The one chance Gunns has is getting another company to sign up as a joint venture partner and invest hundreds of millions of dollars in this folly of a mill.

This is our message today to any prospective financier. If it takes Tasmanians going to jail to stop this mill, then, if we must, we will go to jail.

We will go to jail in our tens, we will go to jail in our hundreds, and we will go to jail in our thousands, and we will keep going to jail until this mill is stopped.

So in the weeks and months to come, when you feel despair arise again — as inevitably it will — when you see their money and deceit once more being trumpeted in the media, do not fear. Remember what you share with so many others, that act of not agreeing with what you know to be wrong.

And know that is our power, that is our strength, that is the rock they cannot and will not break and because of it, because we do not agree, this mill will never ever be built.

This is a battle for the soul of our island and we will endure. We have stayed the course for seven years, and if it takes another seven long years we will prevail because it is our island and not theirs, because it is our air and our water and our future and we will back our island home with the strength of our love and the example of our lives.

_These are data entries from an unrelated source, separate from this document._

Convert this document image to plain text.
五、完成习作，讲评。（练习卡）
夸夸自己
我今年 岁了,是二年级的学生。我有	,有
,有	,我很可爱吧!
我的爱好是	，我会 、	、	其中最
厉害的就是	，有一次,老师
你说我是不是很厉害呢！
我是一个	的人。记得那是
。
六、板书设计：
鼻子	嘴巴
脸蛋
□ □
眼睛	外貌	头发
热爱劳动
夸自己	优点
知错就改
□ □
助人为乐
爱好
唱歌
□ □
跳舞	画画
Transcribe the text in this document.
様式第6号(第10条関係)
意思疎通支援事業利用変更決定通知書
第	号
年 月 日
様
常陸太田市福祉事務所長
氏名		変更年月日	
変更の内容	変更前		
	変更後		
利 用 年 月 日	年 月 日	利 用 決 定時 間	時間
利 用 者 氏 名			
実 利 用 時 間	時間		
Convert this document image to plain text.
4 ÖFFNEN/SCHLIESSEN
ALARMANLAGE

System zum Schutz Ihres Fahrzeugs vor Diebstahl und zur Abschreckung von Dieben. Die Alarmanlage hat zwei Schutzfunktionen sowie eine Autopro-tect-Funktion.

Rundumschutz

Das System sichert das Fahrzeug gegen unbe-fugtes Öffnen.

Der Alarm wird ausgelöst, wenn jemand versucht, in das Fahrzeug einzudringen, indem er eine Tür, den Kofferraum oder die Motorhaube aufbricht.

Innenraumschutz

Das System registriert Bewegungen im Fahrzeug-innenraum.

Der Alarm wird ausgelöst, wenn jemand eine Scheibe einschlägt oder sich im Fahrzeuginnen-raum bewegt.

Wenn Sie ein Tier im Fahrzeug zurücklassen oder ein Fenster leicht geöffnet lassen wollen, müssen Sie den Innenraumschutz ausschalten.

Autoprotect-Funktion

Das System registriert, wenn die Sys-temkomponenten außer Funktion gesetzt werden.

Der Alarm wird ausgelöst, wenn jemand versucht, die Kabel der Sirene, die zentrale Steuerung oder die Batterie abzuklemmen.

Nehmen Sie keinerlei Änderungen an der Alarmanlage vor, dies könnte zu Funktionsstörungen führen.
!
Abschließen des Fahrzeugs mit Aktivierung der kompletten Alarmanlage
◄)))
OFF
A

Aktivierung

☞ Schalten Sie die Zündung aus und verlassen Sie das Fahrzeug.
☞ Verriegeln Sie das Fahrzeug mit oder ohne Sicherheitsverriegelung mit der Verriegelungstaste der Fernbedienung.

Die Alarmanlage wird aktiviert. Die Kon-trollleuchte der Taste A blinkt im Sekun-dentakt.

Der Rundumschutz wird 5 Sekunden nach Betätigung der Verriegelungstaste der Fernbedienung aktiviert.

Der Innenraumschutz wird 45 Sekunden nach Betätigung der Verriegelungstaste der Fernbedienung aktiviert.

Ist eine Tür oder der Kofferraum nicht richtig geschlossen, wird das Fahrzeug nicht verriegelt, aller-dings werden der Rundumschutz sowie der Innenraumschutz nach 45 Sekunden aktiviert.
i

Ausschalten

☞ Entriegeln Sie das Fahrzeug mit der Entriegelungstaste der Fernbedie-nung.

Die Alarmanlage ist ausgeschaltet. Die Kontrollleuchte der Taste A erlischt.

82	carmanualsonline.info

[Reprinted from www.tasmaniantimes.com.au .]

Comments

It's pretty obvious that the writer cannot think objectively and is highly emotive. Many of his arguments are flawed and irrelevant now. "The People" should re-evaluate the pulp mill, go to the company's website and actually read the information with an open mind, instead of being so bitter and negative. Overall the positives outweight the negatives and people with much more integrity and much smarter than you, have already made the decision that this pulp mill must be built. It will be world class infrastructure once its complete and something I'll be proud of as an Australian.
If only smart people with integrity really could make decisions to build things. Sadly, being smart and having integrity are not prerequisites for having access to vast amounts of capital needed to build things. In fact, can you imagine applying for a job as a property developer where the interviewer turns you down for not having enough integrity? Laughable really. Besides, these people who are supposedly smarter; how much smarter, I wonder? A bit smarter? Lots smarter? Lots and lots smarter? Really lots of big heaps smarter? Sooooooo smartest in the world? Hardly. The last time a piece of infrastructure made me proud to be an Australian was when the Monorail was built. Now that was smart. Talk about integrity - it's somehow keeps working even though no one has caught it since 1972. Every time I gaze up at that pale blue track a little tear runs down my face. Gosh it's great to be a member of a country, I say to myself. And don't even think about knocking the monorail, it reminds me I'm a patriot every time i see it and I just won't have it. Okay.
This is a speech at a rally, not a presentation of facts. This speech was made with the arguments and facts already established elsewhere. If you wish to evaluate this author's position, read other things he has written on the topic. Any criticism should address matters of fact and interpretation of established facts. For those who wish to gather more background on Gunns' appalling record of corruption and bribery, Flanagan's 2007 essay, Gunns: Out of Control (www.saca.org.au/Gunns_Out_Of_Control.pdf) is a good place to start, and puts paid to the notion that he (and, by extension, the other protestors) are incapable of reasoning. An update on his position in response to recent developments can be found here: (http://wwwtascommentary.blogspot.com/2011/03/richard-flanagan-holding-up-gunns.html). Conservatives Eric Abetz and Piers Ackerman have repeatedly attacked statements of fact in the essay (http://www.dailytelegraph.com.au/news/opinion/truth-suffers-major-setback/story-e6frezz0-1111117383636), and have subsequently been refuted by Flanagan (http://tasmaniantimes.com/index.php/article/akerman-recycled). He seems to take criticism seriously and refers to official documentation in addressing his critics. That seems rational. Flanagan has substantial authority on the issues; in the light of Gunns' known subversion of Tasmanian parliamentary democracy, their website should be read with a degree of scepticism. That doesn't seem bitter and negative.